El pidio denunció que en Esquina Grande hay 14 familias "gravemente afectadas". Con Iván, su pequeño hijo en brazos, el joven culpó a los responsables de las obras que se ejecutan en la ruta por la pérdida de 30 chivos y 20 ovejas. Esos animales, como tantos otros en las áreas ribereñas, quedaron atrapados en el barro.
"Se nos han muerto chivos, vacas, cuchis. Están secando el río para regar la ruta. Ni peces se ve", manifestó Elpidio, quién pidió que se exija a la empresa perforar un pozo o buscar otra forma de regar sus trabajos de enripiado sin afectar a familias campesinas y al ecosistema del río Teuco.
Reclamo a Vialidad
El pasado 1 de agosto, concejales de Rivadavia pidieron a la Dirección de Vialidad de Salta que frenara la extracción de agua del Teuco. La edil Julia Flores señaló a El Tribuno que ese requerimiento no fue atendido por el organismo.
"Para los que habitamos en sus orillas, el Teuco es nuestra fuente vida. Con el agua del río sobreviven nuestros animales vacunos y caprinos que ahora se empantanan y mueren", recalcó Lucas Correa, un joven de 22 años que reside en Palo Colorado, un paraje situado en las cercanías de Rivadavia.
"Ellos (la empresa) tienen la posibilidad de perforar un pozo y no perjudicarnos a nosotros. Sin embargo, los camiones sacan la poca agua que queda en el río para la ruta", cuestionó Lucas. "Se causó un grave daño ecológico. Hay pequeñas lagunas y casi no quedan peces".

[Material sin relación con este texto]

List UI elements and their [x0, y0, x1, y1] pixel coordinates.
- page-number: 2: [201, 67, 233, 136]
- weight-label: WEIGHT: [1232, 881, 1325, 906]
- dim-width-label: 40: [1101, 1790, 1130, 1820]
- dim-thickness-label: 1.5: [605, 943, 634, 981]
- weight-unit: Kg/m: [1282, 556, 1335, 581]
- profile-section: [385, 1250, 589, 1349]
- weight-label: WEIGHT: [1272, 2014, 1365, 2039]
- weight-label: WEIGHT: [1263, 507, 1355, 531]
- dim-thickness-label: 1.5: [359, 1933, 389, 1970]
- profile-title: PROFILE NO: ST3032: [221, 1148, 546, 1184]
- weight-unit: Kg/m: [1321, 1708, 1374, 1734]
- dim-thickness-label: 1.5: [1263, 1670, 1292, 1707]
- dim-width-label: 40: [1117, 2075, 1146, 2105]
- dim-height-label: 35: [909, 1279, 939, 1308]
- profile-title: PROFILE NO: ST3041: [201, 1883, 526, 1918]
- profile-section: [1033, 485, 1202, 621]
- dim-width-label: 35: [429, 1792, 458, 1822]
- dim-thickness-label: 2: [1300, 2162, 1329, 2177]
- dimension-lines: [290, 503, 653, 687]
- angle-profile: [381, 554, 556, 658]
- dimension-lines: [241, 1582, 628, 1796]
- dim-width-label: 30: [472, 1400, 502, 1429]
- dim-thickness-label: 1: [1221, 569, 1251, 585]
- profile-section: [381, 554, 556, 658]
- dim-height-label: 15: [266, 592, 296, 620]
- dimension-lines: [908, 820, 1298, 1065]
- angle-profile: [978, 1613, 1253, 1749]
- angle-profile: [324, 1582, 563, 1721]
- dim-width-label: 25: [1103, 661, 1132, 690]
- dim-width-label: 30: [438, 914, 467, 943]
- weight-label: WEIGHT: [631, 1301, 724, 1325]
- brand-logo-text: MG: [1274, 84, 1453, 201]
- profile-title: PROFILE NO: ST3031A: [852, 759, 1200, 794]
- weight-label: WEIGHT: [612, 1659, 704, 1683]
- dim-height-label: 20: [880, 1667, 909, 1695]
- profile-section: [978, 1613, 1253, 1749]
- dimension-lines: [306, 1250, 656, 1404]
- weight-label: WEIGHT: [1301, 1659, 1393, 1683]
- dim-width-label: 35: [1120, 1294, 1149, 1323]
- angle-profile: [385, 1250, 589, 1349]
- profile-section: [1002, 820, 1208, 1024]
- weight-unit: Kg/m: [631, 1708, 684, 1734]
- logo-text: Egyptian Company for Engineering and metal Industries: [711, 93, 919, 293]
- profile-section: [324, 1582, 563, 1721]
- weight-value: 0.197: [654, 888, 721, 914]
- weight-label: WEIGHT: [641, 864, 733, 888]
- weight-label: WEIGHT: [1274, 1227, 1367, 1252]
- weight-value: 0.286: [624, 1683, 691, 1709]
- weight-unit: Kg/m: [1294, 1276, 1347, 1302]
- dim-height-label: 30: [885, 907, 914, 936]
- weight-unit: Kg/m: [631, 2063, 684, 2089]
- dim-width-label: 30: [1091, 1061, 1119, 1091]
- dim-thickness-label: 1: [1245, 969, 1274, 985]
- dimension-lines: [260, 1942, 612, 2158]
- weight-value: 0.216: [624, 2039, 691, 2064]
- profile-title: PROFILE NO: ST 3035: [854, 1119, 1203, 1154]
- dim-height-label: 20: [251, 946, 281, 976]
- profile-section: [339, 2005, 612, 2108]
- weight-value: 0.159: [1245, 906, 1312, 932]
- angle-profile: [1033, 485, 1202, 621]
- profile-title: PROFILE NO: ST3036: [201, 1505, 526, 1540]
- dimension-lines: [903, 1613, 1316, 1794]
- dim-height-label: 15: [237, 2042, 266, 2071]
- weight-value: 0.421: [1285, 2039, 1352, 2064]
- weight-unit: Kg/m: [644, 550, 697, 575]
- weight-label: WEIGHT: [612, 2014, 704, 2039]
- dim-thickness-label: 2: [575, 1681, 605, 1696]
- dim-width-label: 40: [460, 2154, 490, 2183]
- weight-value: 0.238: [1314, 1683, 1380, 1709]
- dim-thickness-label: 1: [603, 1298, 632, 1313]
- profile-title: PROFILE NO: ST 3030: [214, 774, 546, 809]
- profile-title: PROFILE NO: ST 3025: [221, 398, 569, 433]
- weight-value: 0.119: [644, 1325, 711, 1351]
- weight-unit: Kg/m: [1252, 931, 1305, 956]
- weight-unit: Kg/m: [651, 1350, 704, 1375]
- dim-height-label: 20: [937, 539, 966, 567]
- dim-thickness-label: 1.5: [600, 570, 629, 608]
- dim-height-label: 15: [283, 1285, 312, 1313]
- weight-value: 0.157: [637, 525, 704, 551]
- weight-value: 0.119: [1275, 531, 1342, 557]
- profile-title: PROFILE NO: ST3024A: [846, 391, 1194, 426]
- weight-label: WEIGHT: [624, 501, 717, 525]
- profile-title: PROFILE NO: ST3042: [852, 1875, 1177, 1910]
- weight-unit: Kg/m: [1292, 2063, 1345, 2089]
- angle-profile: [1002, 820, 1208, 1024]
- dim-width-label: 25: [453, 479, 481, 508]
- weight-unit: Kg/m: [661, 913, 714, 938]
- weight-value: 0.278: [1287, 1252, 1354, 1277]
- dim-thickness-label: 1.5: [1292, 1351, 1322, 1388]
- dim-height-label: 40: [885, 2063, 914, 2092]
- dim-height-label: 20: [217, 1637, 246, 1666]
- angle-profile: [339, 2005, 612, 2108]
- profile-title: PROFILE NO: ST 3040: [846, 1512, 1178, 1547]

El drama descripto por los lugareños fue constatado por un equipo periodístico de El Tribuno. En kilómetros, el cauce del Teuco se ve prácticamente seco y con pequeños estancamientos más parecidos a madrejones que a un curso tributario del sistema del Bermejo.
Los animales de cría deambulan sedientos en busca de los hilos de agua. Los más débiles sucumben en los barros y los peces agonizan en los discontinuos charcos que la sequía y las bombas de los camiones cisternas borran del lecho.
Sara Sardina, una docente de educación artística, recorre a diario la ruta provincial 13. Desde hace 16 años va desde Rivadavia Banda Sur hacia localidades y parajes como La Unión, Santa Rosa y El Pato. La maestra sufre una hernia de disco que atribuye a las pésimas condiciones del camino y a las bruscas maniobras que debe hacer con su motocicleta para evitar caídas y lesiones.
Sin pavimentación
Durante años, Sara anheló una ruta pavimentada. No obstante, con los primeros $63 millones que se volcarán allí eso no está previsto. La Provincia contrató a Vicente Moncho Construcciones solo para hacer obras básicas (alteos con ripio) y obras de arte menores (alcantarillado).
La maestra rural comentó que en el puesto San Ramón, a 16 kilómetros de Rivadavia, vive su padre, Carlos César Sardina, de 49 años, junto a otros familiares. Ellos también padecen el vaciamiento del Teuco.
"Uno ve los camiones que van y vuelven. El río prácticamente está seco. Ahora hay un poco alivio porque hace unos días llovió, pero no es suficiente", dijo Sara.
El reclamo de los pobladores
Elpidio Díaz
PUESTERO DE ESQUINA GRANDE
“Mi hijo cumplirá dos años el 14 de noviembre y no sé que nos espera si no paran este grave desastre. Por el vaciamiento del río Teuco ya perdí cerca de 30 chivos y 20 ovejas”.
Lucas Correa
PUESTERO DE PALO COLORADO
“Para los que habitamos en sus orillas, el río Teuco es nuestra fuente vida. Con el agua del río sobreviven nuestros animales vacunos y caprinos que ahora se empantanan y mueren. La empresa debe hacer pozos”.